Nigel Westlake spreads his net widely. Originally a clarinettist he studied composition in Amsterdam before returning to his native Australia. There he was a member of the Australia Ensemble, later joining John Williams’s group Attaca for which he also wrote. He has also written film scores. The Imax film Antarctica is one, and you will certainly know him from his scores for both Babe films.

His concert work is full of energy and colour. The Piano Trio of 2003 has impressionist hues alongside the more aggressively animated sonorities. The crepuscular second movement is especially diverting with its dialogue between the strings underpinned by the insistent piano. The finale has a rather jaunty, jazzy outlook maybe leavened by a touch of John Adams.

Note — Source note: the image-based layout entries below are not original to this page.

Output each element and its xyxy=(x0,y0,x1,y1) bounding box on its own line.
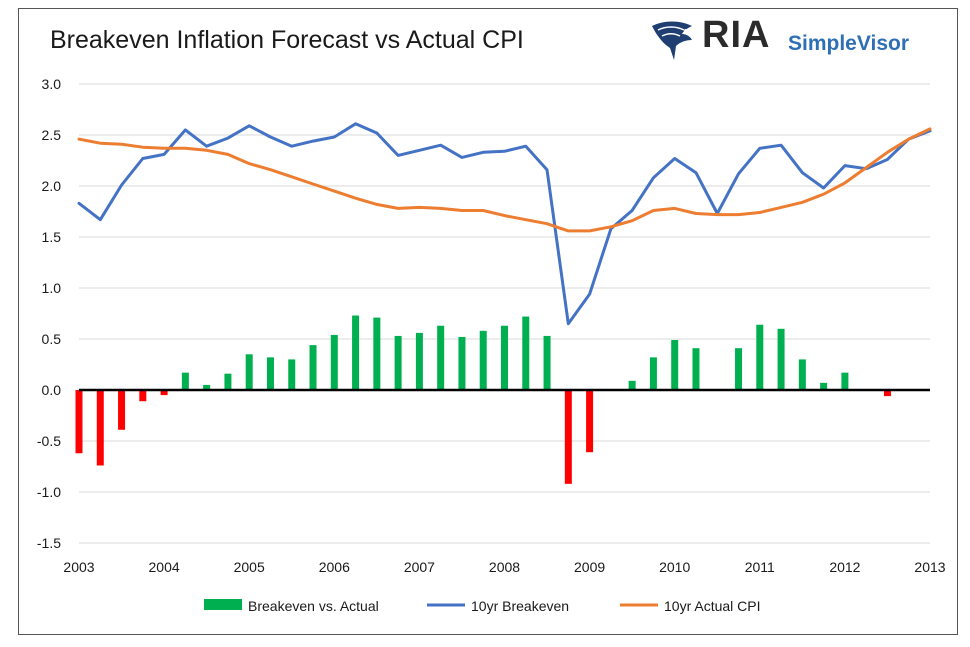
y-tick-label: -0.5 xyxy=(37,433,61,449)
y-tick-label: 1.5 xyxy=(42,229,62,245)
bar xyxy=(692,348,700,390)
bar xyxy=(649,357,657,390)
x-tick-label: 2012 xyxy=(829,559,860,575)
logo-ria-text: RIA xyxy=(702,14,771,56)
bar xyxy=(266,357,274,390)
eagle-icon xyxy=(652,21,692,60)
bar xyxy=(203,384,211,390)
gridlines xyxy=(79,83,930,544)
bar xyxy=(671,340,679,390)
legend-label-10yr-breakeven: 10yr Breakeven xyxy=(471,598,569,614)
bar xyxy=(798,359,806,390)
bar xyxy=(75,390,83,454)
y-axis-ticks: 3.0 2.5 2.0 1.5 1.0 0.5 0.0 -0.5 -1.0 -1.5 xyxy=(37,76,61,551)
bar xyxy=(160,390,168,396)
legend: Breakeven vs. Actual 10yr Breakeven 10yr A… xyxy=(204,598,761,614)
x-tick-label: 2005 xyxy=(234,559,265,575)
logo-simplevisor-text: SimpleVisor xyxy=(788,32,909,55)
x-tick-label: 2003 xyxy=(63,559,94,575)
legend-label-10yr-actual-cpi: 10yr Actual CPI xyxy=(664,598,761,614)
bar xyxy=(437,325,445,390)
bar xyxy=(352,315,360,390)
bar xyxy=(181,372,189,390)
x-tick-label: 2013 xyxy=(914,559,945,575)
bar xyxy=(501,325,508,390)
bar xyxy=(522,316,530,390)
bar xyxy=(245,354,253,390)
bar xyxy=(415,332,423,390)
cpi-line xyxy=(77,127,932,233)
bar xyxy=(564,390,572,484)
x-tick-label: 2004 xyxy=(149,559,180,575)
y-tick-label: 2.0 xyxy=(42,178,62,194)
bar xyxy=(777,328,785,390)
x-tick-label: 2008 xyxy=(489,559,520,575)
x-axis-ticks: 2003 2004 2005 2006 2007 2008 2009 2010 2011 2012… xyxy=(63,559,945,575)
bar xyxy=(373,317,381,390)
x-tick-label: 2011 xyxy=(745,559,775,575)
bar xyxy=(139,390,147,402)
bar xyxy=(288,359,296,390)
bar xyxy=(735,348,743,390)
bar xyxy=(330,334,338,390)
bar xyxy=(394,335,402,390)
y-tick-label: 0.0 xyxy=(42,382,62,398)
bar xyxy=(543,335,551,390)
x-tick-label: 2009 xyxy=(574,559,605,575)
bar xyxy=(118,390,126,430)
line-series xyxy=(77,122,932,326)
bar xyxy=(309,345,317,390)
bar xyxy=(224,373,232,390)
bar xyxy=(458,336,466,390)
bar xyxy=(586,390,594,453)
x-tick-label: 2006 xyxy=(319,559,350,575)
bar xyxy=(96,390,104,466)
y-tick-label: 1.0 xyxy=(42,280,62,296)
bar xyxy=(479,330,487,390)
x-tick-label: 2010 xyxy=(659,559,690,575)
chart-title: Breakeven Inflation Forecast vs Actual C… xyxy=(50,26,524,54)
breakeven-line xyxy=(77,122,932,326)
y-tick-label: 0.5 xyxy=(42,331,62,347)
legend-swatch-breakeven-vs-actual xyxy=(204,599,242,610)
bar-series-breakeven-vs-actual xyxy=(75,315,891,484)
x-tick-label: 2007 xyxy=(404,559,435,575)
y-tick-label: -1.5 xyxy=(37,535,61,551)
bar xyxy=(883,390,891,397)
y-tick-label: 3.0 xyxy=(42,76,62,92)
bar xyxy=(841,372,849,390)
bar xyxy=(756,324,764,390)
bar xyxy=(628,380,636,390)
y-tick-label: -1.0 xyxy=(37,484,61,500)
legend-label-breakeven-vs-actual: Breakeven vs. Actual xyxy=(248,598,379,614)
chart-frame xyxy=(18,8,958,635)
y-tick-label: 2.5 xyxy=(42,127,62,143)
bar xyxy=(820,382,828,390)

I was taken by Westlake’s use of the cello as an ersatz jazz-propulsive double bass.

The riffs of The Hinchinbrook Riffs, the work that gives the disc its title, are digitally copied with a delay and repeated approximately half a second later. This creates wave-like patterns, which increase in seductive pleasure, not least the more absorbing jazzy ones. The guitar is the perfect medium for the caressing delicacy and mesmeric quality of the writing. The booklet photograph by the way shows Hinchinbrook Island in all its glory.

The most recent of the works is the String Quartet of 2005 and it’s also the longest. There are hints of a kind of polyrhythmic minimalism here but the percussive, patterned drive takes it far away from any sense of repetitious accumulation of themes. There’s a long rather melancholic first movement viola solo over pizzicati that is affecting. The grave solo over pizzicato is a feature of the third movement as well. There’s something excitingly Janáček and Bartók-like about the finale. A Folk-improvisatory lilt combines with pizzicato drama and a sense of fantasy and colour. This is wonderful stuff, rich in élan and a sense of the string quartet lineage. In contrast Westlake draws on West African music for the percussion piece Kalabash. Here his nod toward boppish jazz licks broadens the range of influence; this is a piece full of circling patterns and big dynamics and sonorities, perfect for percussion ensembles worldwide.

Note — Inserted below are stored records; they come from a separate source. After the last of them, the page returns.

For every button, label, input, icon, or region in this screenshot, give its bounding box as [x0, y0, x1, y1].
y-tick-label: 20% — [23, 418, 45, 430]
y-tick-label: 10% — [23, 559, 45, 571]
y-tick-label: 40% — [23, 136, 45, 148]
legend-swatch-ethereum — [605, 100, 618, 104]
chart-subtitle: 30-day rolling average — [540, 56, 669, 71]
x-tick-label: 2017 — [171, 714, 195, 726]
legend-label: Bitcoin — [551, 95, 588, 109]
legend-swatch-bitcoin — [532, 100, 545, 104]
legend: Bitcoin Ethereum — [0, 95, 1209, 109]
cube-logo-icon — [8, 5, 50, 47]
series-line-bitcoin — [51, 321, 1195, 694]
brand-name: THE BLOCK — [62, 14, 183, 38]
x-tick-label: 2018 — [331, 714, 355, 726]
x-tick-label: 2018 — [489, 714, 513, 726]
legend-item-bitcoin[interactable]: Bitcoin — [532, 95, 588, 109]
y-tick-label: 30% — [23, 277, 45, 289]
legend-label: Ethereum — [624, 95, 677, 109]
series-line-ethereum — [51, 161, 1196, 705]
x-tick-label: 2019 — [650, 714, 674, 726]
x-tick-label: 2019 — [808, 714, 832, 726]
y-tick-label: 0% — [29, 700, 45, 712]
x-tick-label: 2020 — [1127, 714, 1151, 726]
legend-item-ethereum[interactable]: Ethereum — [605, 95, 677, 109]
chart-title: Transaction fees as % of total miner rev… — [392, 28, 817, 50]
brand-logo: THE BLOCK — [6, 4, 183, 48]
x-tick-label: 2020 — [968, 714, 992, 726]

Finally there is the 1997 Piano Sonata, a one movement, dynamic and driving piece. It summons up but doesn’t quite embrace a kind of hyperactive boogie but its heart is the clearly defined slow central section – spare and lyrical by turn and a movement that shows how adept Westlake is at spinning real melody. The finale is a driving intoxicating workout.

This is an altogether diverting and exciting showcase for Westlake’s abundant talents. His dedicatees and performers alike play with uninhibited brilliance and the recordings are splendid.